Cosa si può fare, allora, per evitare di alimentare un tale sistema e raggiungere un grado più elevato di trasparenza? Come prima cosa, ci deve essere un reciproco impegno tra il consumatore e l’azienda: ciò che può fare il primo è effettuare un acquisto più consapevole sulla base delle caratteristiche del prodotto in questione, mentre spetta al secondo provvedere a comunicare tali informazioni. Per facilitare questo interscambio, risulta efficace adottare un sistema di tracciabilità delle varie fasi produttive basato sull’utilizzo della blockchain (qui il nostro articolo a riguardo) che può garantire maggiore chiarezza ad ogni livello della catena di produzione fino al consumatore finale.

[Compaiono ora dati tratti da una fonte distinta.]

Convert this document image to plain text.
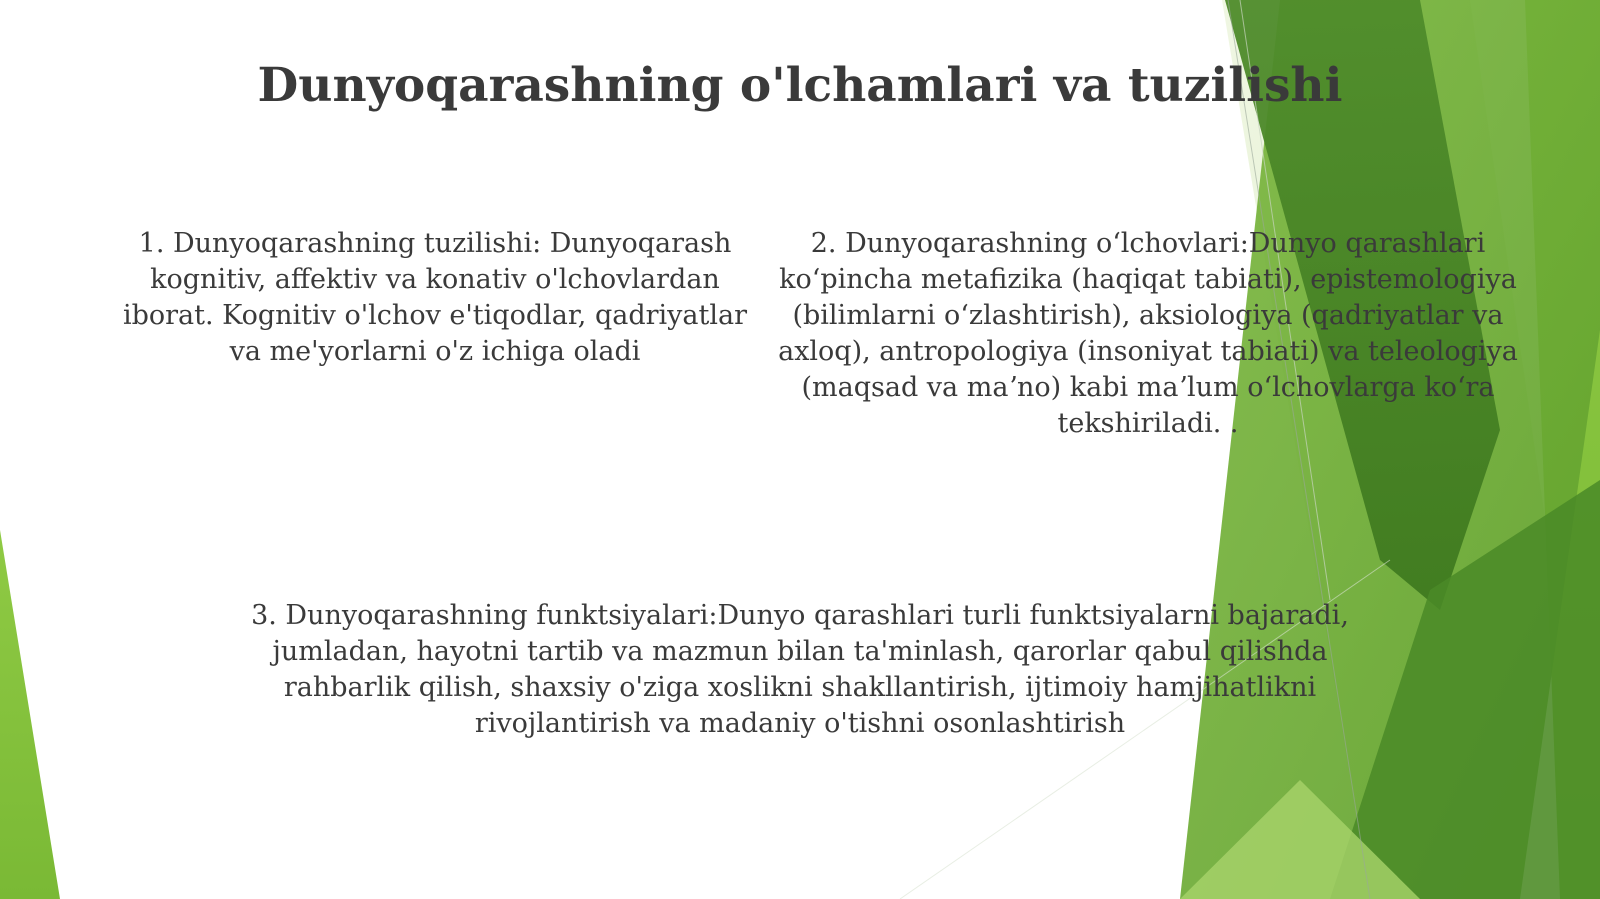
Dunyoqarashning o'lchamlari va tuzilishi

1. Dunyoqarashning tuzilishi: Dunyoqarash kognitiv, affektiv va konativ o'lchovlardan iborat. Kognitiv o'lchov e'tiqodlar, qadriyatlar va me'yorlarni o'z ichiga oladi

2. Dunyoqarashning oʻlchovlari:Dunyo qarashlari koʻpincha metafizika (haqiqat tabiati), epistemologiya (bilimlarni oʻzlashtirish), aksiologiya (qadriyatlar va axloq), antropologiya (insoniyat tabiati) va teleologiya (maqsad va maʼno) kabi maʼlum oʻlchovlarga koʻra tekshiriladi. .

3. Dunyoqarashning funktsiyalari:Dunyo qarashlari turli funktsiyalarni bajaradi, jumladan, hayotni tartib va mazmun bilan ta'minlash, qarorlar qabul qilishda rahbarlik qilish, shaxsiy o'ziga xoslikni shakllantirish, ijtimoiy hamjihatlikni rivojlantirish va madaniy o'tishni osonlashtirish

L’Onu stessa è pronta a promuovere una forma di tracciamento da utilizzare come modello per tutte le imprese. (cfr. A global call for full supply chain transparency in the clothing sector).

Ulteriore strumento importante che si sta sviluppando è il così detto passaporto digitale messo a punto da Federico Marchetti (fondatore di Ynap) che, durante il G20 di Roma, insieme ad altri componenti della Fashion Taskforce, ha presentato la nuova iniziativa con lo scopo di fornire al cliente la storia del prodotto che si acquista. Si tratta di delineare in che modo i capi vengono realizzati, come sono stati distribuiti e che tipo di trattamento è stato eseguito. In tal modo, si avrà una visione più completa e veritiera di ciò che si indossa facilitando, di conseguenza, lo sviluppo di un’economia più sostenibile. Similmente, la Responsible Business Coalition, Accenture e Vogue, sta sperimentando l’introduzione di un logo digitale nei siti web da poter poi essere applicato anche sulle etichette stesse dei prodotti fisici che mostra, cliccandoci sopra i criteri ambientali o etici che l’indumento soddisfa (cfr. Impact Index, Vogue).

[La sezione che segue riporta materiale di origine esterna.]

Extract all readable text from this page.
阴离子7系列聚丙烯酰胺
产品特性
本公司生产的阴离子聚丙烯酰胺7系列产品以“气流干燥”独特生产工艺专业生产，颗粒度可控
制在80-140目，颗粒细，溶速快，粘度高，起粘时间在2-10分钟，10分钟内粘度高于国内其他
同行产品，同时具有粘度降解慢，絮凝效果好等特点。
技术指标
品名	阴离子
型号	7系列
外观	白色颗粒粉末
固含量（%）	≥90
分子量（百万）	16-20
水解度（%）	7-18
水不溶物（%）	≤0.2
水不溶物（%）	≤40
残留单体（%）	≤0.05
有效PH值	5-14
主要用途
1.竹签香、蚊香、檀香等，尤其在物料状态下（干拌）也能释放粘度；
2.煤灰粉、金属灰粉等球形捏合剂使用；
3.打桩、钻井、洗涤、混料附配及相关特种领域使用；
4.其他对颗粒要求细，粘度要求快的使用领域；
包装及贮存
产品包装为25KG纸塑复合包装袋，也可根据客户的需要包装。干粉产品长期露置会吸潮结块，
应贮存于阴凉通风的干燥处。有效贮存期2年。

Se da una parte, come afferma lo studio condotto dal Global Luxury Brands Survey Report, il 70% dei brand analizzati prevede di migliorare i profitti nei prossimi due anni, è bene tenere presente che oltre alle entrate, un fattore determinante sarà rappresentato proprio dal grado di trasparenza aziendale riguardante le politiche, le pratiche e gli impatti a livello ESG (Environmental, Social and Governance).